On September 26, the Chicago Chamber Musicians with baritone John Michael Moore premiere Peter Lieberson's new song cycle, The Coming of Light, for baritone, oboe, and string quartet. The work was commissioned in honor of the 2009 centennial of the dedication of the Unity Temple, Frank Lloyd Wright's modern masterpiece, by the Unity Temple Restoration Foundation and The Chicago Chamber Musicians together with Winsor Music, Inc.
The Unity Temple, a Unitarian Universalist church in Oak Park, Illinois, is considered by many to be the first example of modern architecture in the world and to be one of Frank Lloyd Wright's most important structures.
Listen to Peter Lieberson
discuss The Coming of LightWhen given the opportunity to compose a work in honor of the building, Lieberson took a more general view when approaching commemorating the landmark and its creator. "I didn’t think it would be very easy to commemorate Frank Lloyd Wright, his work, or the Unity Temple in a very specific way," he explains, "or even in an evocative way by pretending to write a piece about either, so instead I took a more general view about creation."
To Lieberson, the act of creation is an act of love, a gift of generosity, and by its nature, creation embodies the impermanence of life — whatever is subject to origination is subject to cessation.
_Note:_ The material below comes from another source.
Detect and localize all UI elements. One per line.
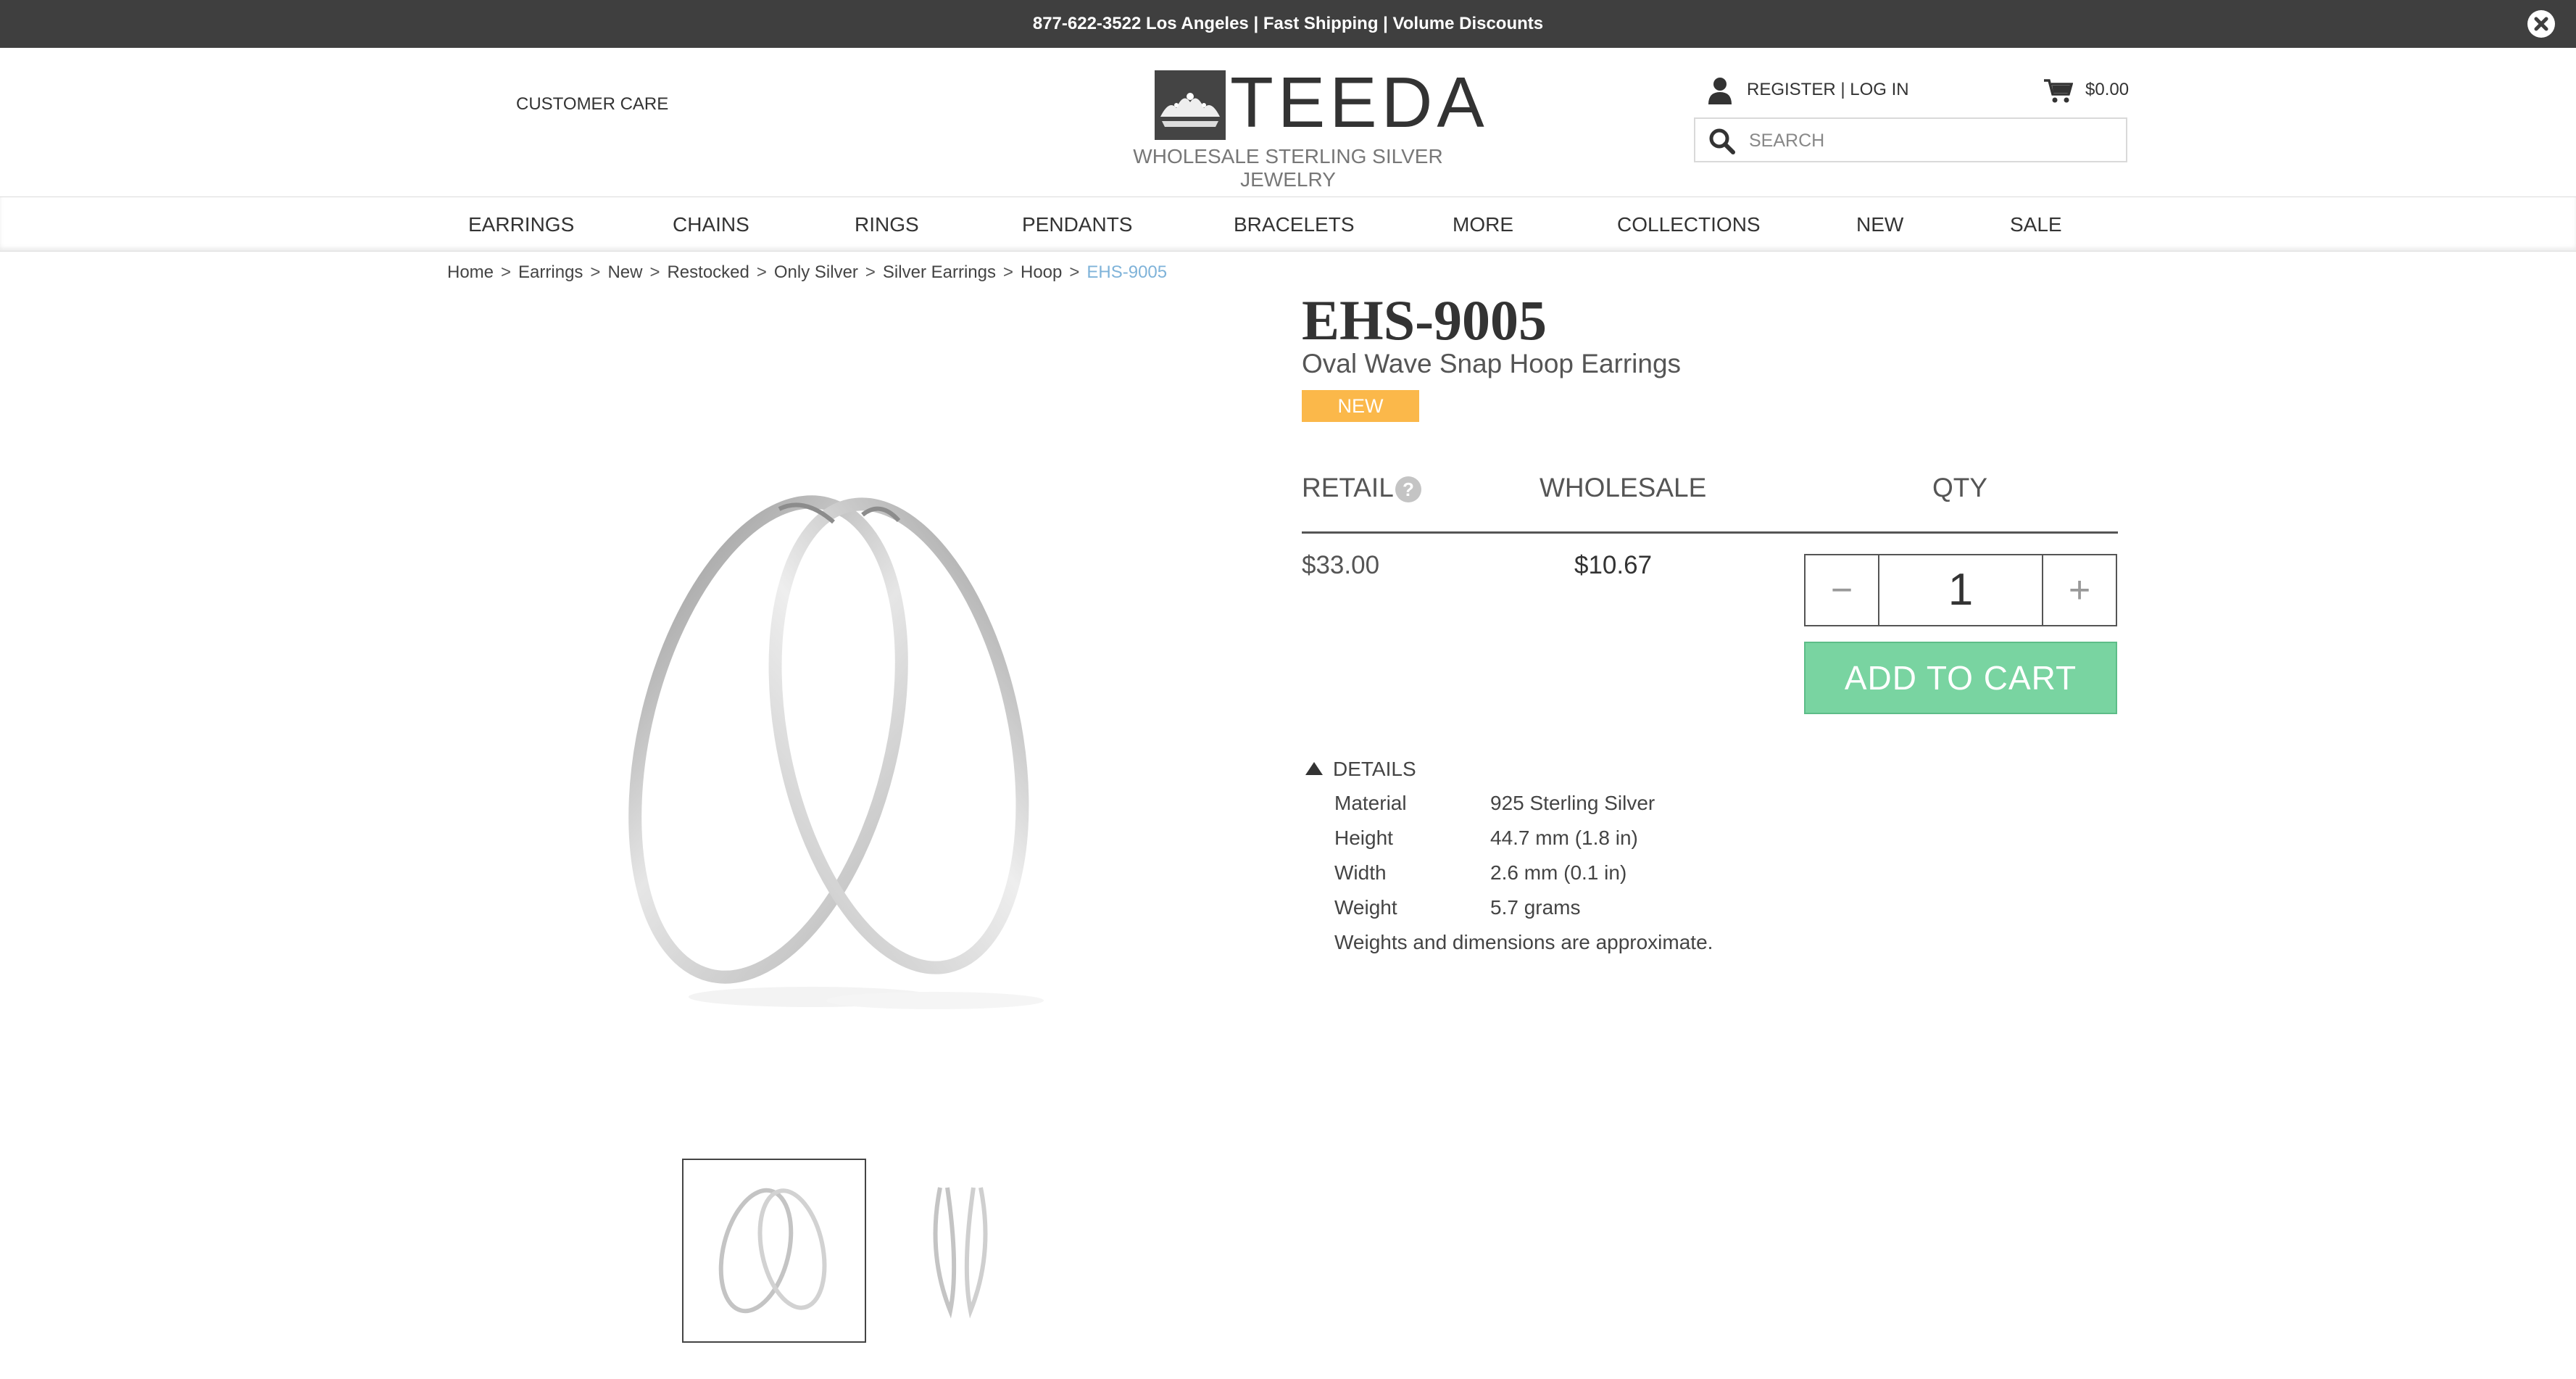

For him, the art of architecture, the creation of a physical structure, is a profound reflection of that concept — physical objects are, afterall, constructed out of things that are not permanent.
Unity Temple ©utrf.org
The impermanence of physical structures and the restoration of the Unity Temple was not lost on Lieberson as he created this centennial dedication. "Even though physical structures remain as edifices of some kind that point to something sometimes very noble," he explains, "still they aren't permanent. If you look at them that way, they express a certain kind of sacredness about what we as human beings do: we make structures that we think are beautiful and interiors that are inviting and by the very nature of having done so, its an opportunity to reflect on how fleeting all of that really is. Not in a depressing way, but the fragility of it all really makes it more precious."
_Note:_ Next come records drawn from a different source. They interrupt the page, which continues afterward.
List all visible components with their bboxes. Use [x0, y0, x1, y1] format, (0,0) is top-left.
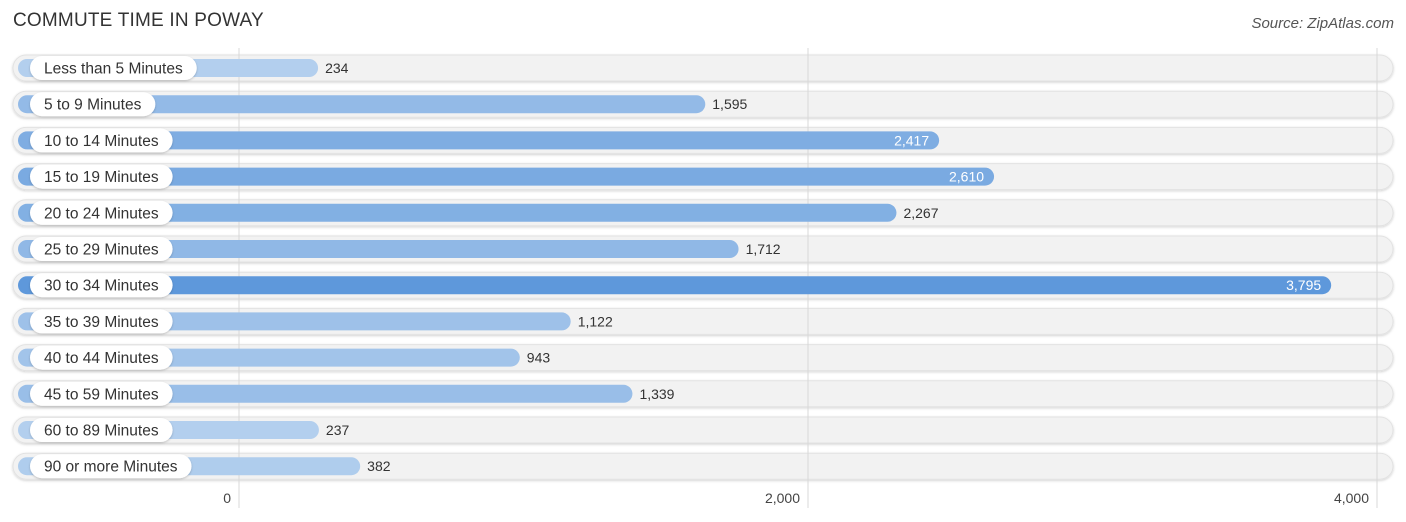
value-label: 3,795	[1286, 277, 1321, 293]
value-label: 2,417	[894, 132, 929, 148]
category-label: Less than 5 Minutes	[44, 61, 183, 78]
x-tick-label: 2,000	[765, 490, 800, 506]
category-label: 35 to 39 Minutes	[44, 314, 159, 331]
value-label: 1,122	[578, 313, 613, 329]
category-label: 60 to 89 Minutes	[44, 423, 159, 440]
category-label: 15 to 19 Minutes	[44, 169, 159, 186]
value-label: 2,610	[949, 169, 984, 185]
bar-chart: Less than 5 Minutes 234 5 to 9 Minutes 1,59…	[12, 48, 1394, 508]
category-label: 5 to 9 Minutes	[44, 97, 142, 114]
category-label: 30 to 34 Minutes	[44, 278, 159, 295]
value-label: 1,595	[712, 96, 747, 112]
category-label: 10 to 14 Minutes	[44, 133, 159, 150]
category-label: 20 to 24 Minutes	[44, 205, 159, 222]
value-label: 237	[326, 422, 350, 438]
bar[interactable]	[18, 276, 1332, 295]
category-label: 25 to 29 Minutes	[44, 242, 159, 259]
value-label: 1,712	[746, 241, 781, 257]
x-tick-label: 0	[223, 490, 231, 506]
value-label: 382	[367, 458, 391, 474]
category-label: 45 to 59 Minutes	[44, 386, 159, 403]
x-tick-label: 4,000	[1334, 490, 1369, 506]
value-label: 234	[325, 60, 349, 76]
value-label: 2,267	[903, 205, 938, 221]
category-label: 40 to 44 Minutes	[44, 350, 159, 367]
category-label: 90 or more Minutes	[44, 459, 178, 476]
value-label: 943	[527, 350, 551, 366]
value-label: 1,339	[639, 386, 674, 402]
For the song cycle, Lieberson set two poems by John Ashbery (Rain Moving In and Forgiveness), one having to do with home, the other having to do with human relationships and forgiveness. He then set two sonnets of Shakespeare (When, in disgrace with Fortune and men's eyes and O never say that I was false of heart) related to the transformation of difficult emotions into positive ones based on love. Finally, he set the last two movements to poems by Mark Strand (The Coming of Light and the seventh section of Poem After The Seven Last Words).
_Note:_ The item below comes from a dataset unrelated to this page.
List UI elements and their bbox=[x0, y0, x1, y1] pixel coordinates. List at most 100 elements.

For Lieberson, the final lines of Strand's Poem After The Seven Last Words tie the entire song cycle together, returning to an important place for Lieberson, something that may not be able to be expressed precisely, but, as he states, "has to be manifested in our own creativity" — our own fleeting, generous gift of love:
A place of constant beginning that has within it what no eye has seen, what no ear has heard, what no hand has touched, what has not arisen in the human heart. To that place, to the keeper of that place, I commit myself.